In addition to being quite the mouthful, Z.H.P. Unlosing Ranger vs Darkdeath Evilman is the title of yet another Nippon Ichi Software RPG for the PlayStation Portable. Priding itself on its unique approach to the dungeon crawler & tactical RPG genre (and, if you wanna get technical, the roguelike sub-genre) and treating everything with an appropriate level of irreverence, Z.H.P. is unlike anything out there. But then again, that’s usually how it goes with NIS titles. For better or for worse, they usually stray from the norm, and Z.H.P. is no exception.
The game presents itself in the form of a typical Saturday morning cartoon, and the script fits the same description. The story involves Darkdeath Evilman attempting to bring about the apocalypse by killing a being called the ‘Super Baby,’ an infant with strong defenses but no offensive capability. That’s where the Unlosing Ranger comes in–with powers granted by a magical utility belt, he’s the only hero currently around that is able to tackled Darkdeath Evilman. 20 minutes late to the final battle for the world, Unlosing Ranger is hit by a car and hands over his utility belt to an innocent bystander.
The player takes up the mantle of the Unlosing Ranger and promptly gets killed by Darkdeath Evilman. Once dead, you’re transported to the ‘Bizarro Earth,’ an alternate version of the world that’s essentially a massive network of dungeons and battlefields. It is here that you must level up enough so that you may return to Earth, defeat Darkdeath Evilman, and save the Super Baby.
By this point, you should realize that the storyline is not the reason you play Z.H.P., though it fortunately injects enough comedy to make some of many cutscenes and dialogue sequences worth watching. The opening exposition takes about an hour, followed by a multi-tiered tutorial that everyone will want to take before facing the essentially infinite number of randomly generated dungeons.
The battle system and everything else is interwoven. Presented in an isometric style similar to other tactical and strategy RPG’s, Z.H.P. functions on similar principles, but has no movement restrictions. Confrontations are entered when the character is seen by the enemy, and there is no running from them. The entire system can seem complicated at first, but the gradual introduction of new elements and the fact that the game lets you play it how you want to is a great help.
You have a health and an endurance bar, the former of which is drained in the typical manner, and the latter of which decreases slowly over time and can be replenished by food. Players can attack using weapons or throw items and even other enemies, and while movement isn’t restricted to turns, regular and special attacks are. The strategy comes from knowing when to approach and engage enemies, how to use status effects to your advantage, and how to manage the sometimes unreasonably fast degradation of weapons and armor. You can only carry as many items as your bag will hold, and the rest must be stored in town.

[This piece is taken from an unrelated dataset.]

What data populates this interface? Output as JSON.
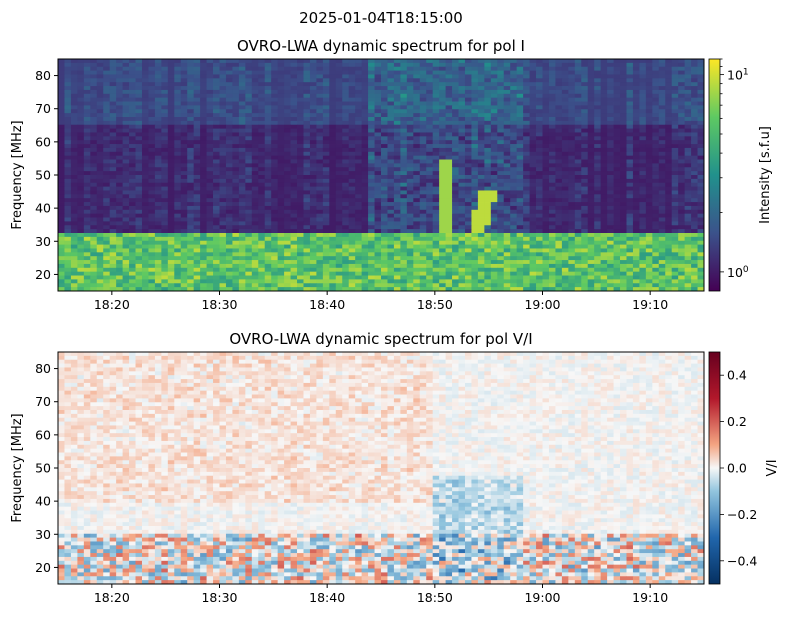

Dying in Z.H.P. is a frequent occurrence, and as such, it’s treated differently. Upon kicking it, you lose all of your items and gold, and your level resets to 1. However, and this is a very big, your stats remain the same. That means that whenever you die, you revive as a stronger character. As a result, everything in the game has an ethereal nature to it. You’ll usually end up equipping weapons you find in dungeons and throwing them when they break just because there’s bound to be more lying around later on. In fact, the typical ‘hoarding’ mentality of RPG gamers will serve no purpose here, and it relieves a bit of stress to know that you can use whatever items you have for the conflict at hand and not fear some larger battle in the future.
Cutscenes and character portraits are all handled using crisp anime style drawings, and the game world is rendered in full 3D. Unfortunately, the character, enemy, and item sprites themselves are blurry and of a lower resolution than the world around them. Considering the quality of everything else, this is very disappointing. Music is what you would expect. Nothing stands out as being phenomenal when compared to some of the greater video game compositions, but it’s the kind of music that can be listened to for the hours upon hours many players will spend with the title. The soundtrack has an appropriate mixture of full orchestral themes and more ‘poppy’ tunes.
In the end, your enjoyment of Z.H.P. is based solely on how you take to the battle system. It’s more accessible than the typical tactical RPG battle system, but it doesn’t sacrifice much strategy for playability. The storyline and characters will amuse some and annoy others, and the presentation is the only thing that is even remotely lacking. If you’re hankering for a good tactical RPG, then Z.H.P. should tide you over until the release of Tactics Ogre.